Pada tanggal 18 Desember 1998 di Mekah bulan akan terbenam 12 menit lebih dulu dari saat matahari terbenam yaitu pada jam 21:30 wib atau jam 17:30 waktu Mekah. Sedangkan pada tanggal 19 Desember 1998 di Mekah (39°.83 bujur timur dan +21°.42 lintang utara) matahari terbenam pada jam 21:42 wib dan bulan terbenam 37 menit kemudian yaitu pada jam 22:19 wib. Tinggi bulan pada saat matahari terbenam +7° 44' (7 derajat 44 menit busur di atas horizon). Lokasi bulan pada saat matahari terbenam berazimut 245° 26' dan pada saat matahari terbenam ber azimut 245°05'. Jadi lokasi bulan saat matahari terbenam berada pada 0° 15' sebelah SELATAN (hampir sama dengan) lokasi matahari terbenam.

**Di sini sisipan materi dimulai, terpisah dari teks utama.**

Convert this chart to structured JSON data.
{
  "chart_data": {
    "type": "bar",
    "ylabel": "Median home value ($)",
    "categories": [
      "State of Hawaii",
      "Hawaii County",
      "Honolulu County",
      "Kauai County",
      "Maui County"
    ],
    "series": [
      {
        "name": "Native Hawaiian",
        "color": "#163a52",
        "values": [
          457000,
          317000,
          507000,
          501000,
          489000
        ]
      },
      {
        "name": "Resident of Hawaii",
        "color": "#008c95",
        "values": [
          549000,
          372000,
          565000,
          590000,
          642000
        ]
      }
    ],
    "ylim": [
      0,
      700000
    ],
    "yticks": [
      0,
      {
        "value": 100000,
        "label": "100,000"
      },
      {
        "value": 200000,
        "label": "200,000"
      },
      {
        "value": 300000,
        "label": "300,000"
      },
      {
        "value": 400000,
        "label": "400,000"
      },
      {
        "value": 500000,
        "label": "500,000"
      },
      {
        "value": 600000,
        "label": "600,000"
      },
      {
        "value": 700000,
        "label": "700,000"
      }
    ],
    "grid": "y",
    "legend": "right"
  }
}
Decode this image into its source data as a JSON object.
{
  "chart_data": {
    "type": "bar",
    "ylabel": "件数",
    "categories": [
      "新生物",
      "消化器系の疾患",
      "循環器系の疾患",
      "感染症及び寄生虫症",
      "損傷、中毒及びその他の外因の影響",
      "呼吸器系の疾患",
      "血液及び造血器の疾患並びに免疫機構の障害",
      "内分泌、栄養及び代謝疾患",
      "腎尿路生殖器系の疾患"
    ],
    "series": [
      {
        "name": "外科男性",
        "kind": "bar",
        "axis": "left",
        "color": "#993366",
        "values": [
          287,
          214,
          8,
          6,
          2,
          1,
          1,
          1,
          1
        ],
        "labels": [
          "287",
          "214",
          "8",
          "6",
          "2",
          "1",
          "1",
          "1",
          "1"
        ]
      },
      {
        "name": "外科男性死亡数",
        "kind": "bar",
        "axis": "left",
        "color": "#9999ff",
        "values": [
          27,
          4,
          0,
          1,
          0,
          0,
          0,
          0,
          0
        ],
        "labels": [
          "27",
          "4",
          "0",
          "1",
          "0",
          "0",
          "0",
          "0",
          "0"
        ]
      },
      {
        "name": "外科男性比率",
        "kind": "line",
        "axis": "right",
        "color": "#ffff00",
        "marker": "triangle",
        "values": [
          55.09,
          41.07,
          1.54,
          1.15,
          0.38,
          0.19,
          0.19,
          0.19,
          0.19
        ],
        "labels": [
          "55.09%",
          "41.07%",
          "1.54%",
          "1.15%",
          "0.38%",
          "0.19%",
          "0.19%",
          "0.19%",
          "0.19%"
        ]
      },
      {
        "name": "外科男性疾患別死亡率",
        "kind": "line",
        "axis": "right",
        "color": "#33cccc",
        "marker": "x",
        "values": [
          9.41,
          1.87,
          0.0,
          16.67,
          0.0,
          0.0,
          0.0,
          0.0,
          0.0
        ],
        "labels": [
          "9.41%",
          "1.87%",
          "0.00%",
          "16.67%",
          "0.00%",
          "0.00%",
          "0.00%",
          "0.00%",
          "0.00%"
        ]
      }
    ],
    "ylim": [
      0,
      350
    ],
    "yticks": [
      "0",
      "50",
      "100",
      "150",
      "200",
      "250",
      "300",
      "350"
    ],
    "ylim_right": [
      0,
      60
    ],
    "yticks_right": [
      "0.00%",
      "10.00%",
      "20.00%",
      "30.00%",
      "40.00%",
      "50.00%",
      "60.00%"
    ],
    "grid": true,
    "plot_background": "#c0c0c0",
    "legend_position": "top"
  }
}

Berdasar hasil perhitungan astronomi tentang kedudukan bulan dan matahari pada tanggal 19 Desember 1998 seperti yang diuraikan di atas maka dapat disimpulkan bahwa di wilayah Indonesia tinggi bulan saat matahari terbenam berkisar antara +3° 20' (3 derajat 20 menit busur di atas horizon) dan +5° 38' (5 derajat 38 menit busur di atas horizon). Berdasar kriteria visibilitas hilal yang disepakati sementara bahwa ketinggian bulan lebih besar +2° saat matahari terbenam dapat dipergunakan untuk menetapkan pergantian awal bulan maka 1 Ramadhan 1419 H di Indonesia bertepatan dengan hari Sabtu tanggal 19 Desember 1998 setelah maghrib, shalat tarawih dimulai tanggal 19 Desember 1998 dan shaum Ramadhan 1419 H dimulai pada hari Ahad, 20 Desember 1998. Berdasar data posisi bulan dan matahari di Mekah seperti yang diperlihatkan di atas diharapkan jadual awal Ramadhan 1419 H di Mekah akan bersamaan dengan di Indonesia.

Berbeda dengan fase bulan purnama, hilal merupakan obyek yang lemah dan tidak mudah dikenali oleh mata bugil manusia. Lokasi penampakan hilal di dekat horizon barat setelah maghrib dan untuk bisa berhasil melihatnya memerlukan konsentrasi dan waktu yang tepat. Walaupun siklus itu berulang secara rata-rata setiap 29.5 hari (bisa merentang dari 29.2 sampai 29.8 hari) namun kesempatan melihat hilal dapat dikatakan langka. Kelangkaan itu disebabkan cuaca berawan, oleh karena itu tidak banyak manusia yang mengenalnya atau berpengalaman melihatnya. Sebenarnya bentuk tanduk hilal tidak selalu membentuk setengah lingkaran. Bagian luar dari tanduk itu sedemikian tipis hingga oleh turbulensi dan pergerakan angkasa bumi, tanduk luar cahaya yang tipis itu membaur terlihat hilang, terkesan hilal nampak lebih pendek kurang dari setengah lingkaran. Makin muda hilal makin besar pengurangan tanduk itu sehingga pada suatu batas tertentu manusia tidak sanggup lagi untuk mengenalinya. Disaat mata manusia tidak bisa mengenali maka dikatakan hilal tidak tampak oleh mata bugil manusia.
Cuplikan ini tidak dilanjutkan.